Deep neural networks are concerned about being misled by the adversarial examples generated by adding human-imperceptible perturbations to clean examples. Noted that the adversarial examples can be used in the attacks in which the targets are known by ttackers (so-called white-box attacks) and be transferred to attack the targets that have not been seen yet (so-called black-box attacks). In this work, we aim to improve the black-box attack success rates, and we achieve this goal by two methods of generating the adversarial examples with high transferability. The first method is to apply the dropout technique based on the observation of that mitigating overfitting in adversarial example generation can benefit its transferability. The second proposed method is to expand the perturbation generated by Iterative Fast Gradient Sign Method (I-FGSM) in terms of the perturbation size to its maximum valid value by sign function modification since we discover that the erturbations have a very small size and cause poor transferability. We propose an algorithm named Dropout and Sign Modification (DSM) based on the two methods. The attack success rates of the standalone DSM outperform the existing black-box attacks by 5% to 30% on average.

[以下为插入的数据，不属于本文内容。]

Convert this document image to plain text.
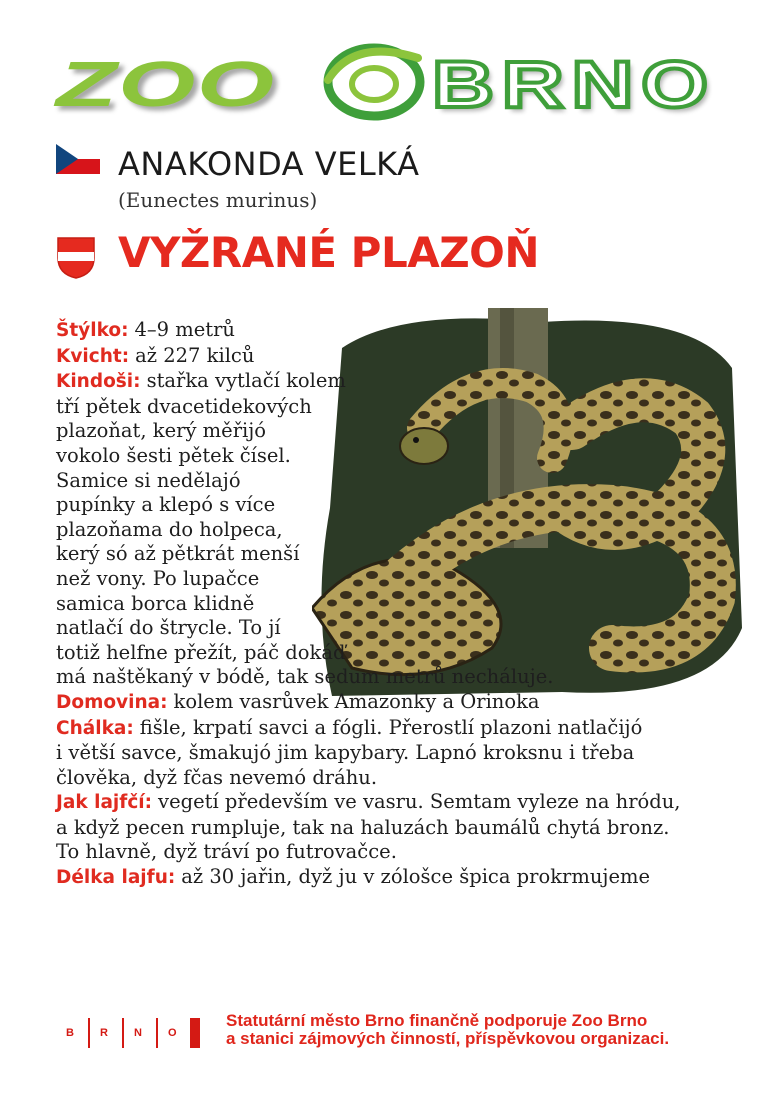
ZOO BRNO
ANAKONDA VELKÁ
(Eunectes murinus)
VYŽRANÉ PLAZOŇ
Štýlko: 4–9 metrů
Kvicht: až 227 kilců
Kindoši: stařka vytlačí kolem
tří pětek dvacetidekových
plazoňat, kerý měřijó
vokolo šesti pětek čísel.
Samice si nedělajó
pupínky a klepó s více
plazoňama do holpeca,
kerý só až pětkrát menší
než vony. Po lupačce
samica borca klidně
natlačí do štrycle. To jí
totiž helfne přežít, páč dokáď
má naštěkaný v bódě, tak sedum metrů necháluje.
Domovina: kolem vasrůvek Amazonky a Orinoka
Chálka: fišle, krpatí savci a fógli. Přerostlí plazoni natlačijó
i větší savce, šmakujó jim kapybary. Lapnó kroksnu i třeba
člověka, dyž fčas nevemó dráhu.
Jak lajfčí: vegetí především ve vasru. Semtam vyleze na hródu,
a když pecen rumpluje, tak na haluzách baumálů chytá bronz.
To hlavně, dyž tráví po futrovačce.
Délka lajfu: až 30 jařin, dyž ju v zólošce špica prokrmujeme
B R N O
Statutární město Brno finančně podporuje Zoo Brno
a stanici zájmových činností, příspěvkovou organizaci.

Moreover, we further integrate our methods with the previous works, such as Translation-invariant Method (TI) or Scale-invariant Nesterov Iterative Fast Gradient Sign Method (SI-NI), and the best case chieves 10% improvement on the attack success rate.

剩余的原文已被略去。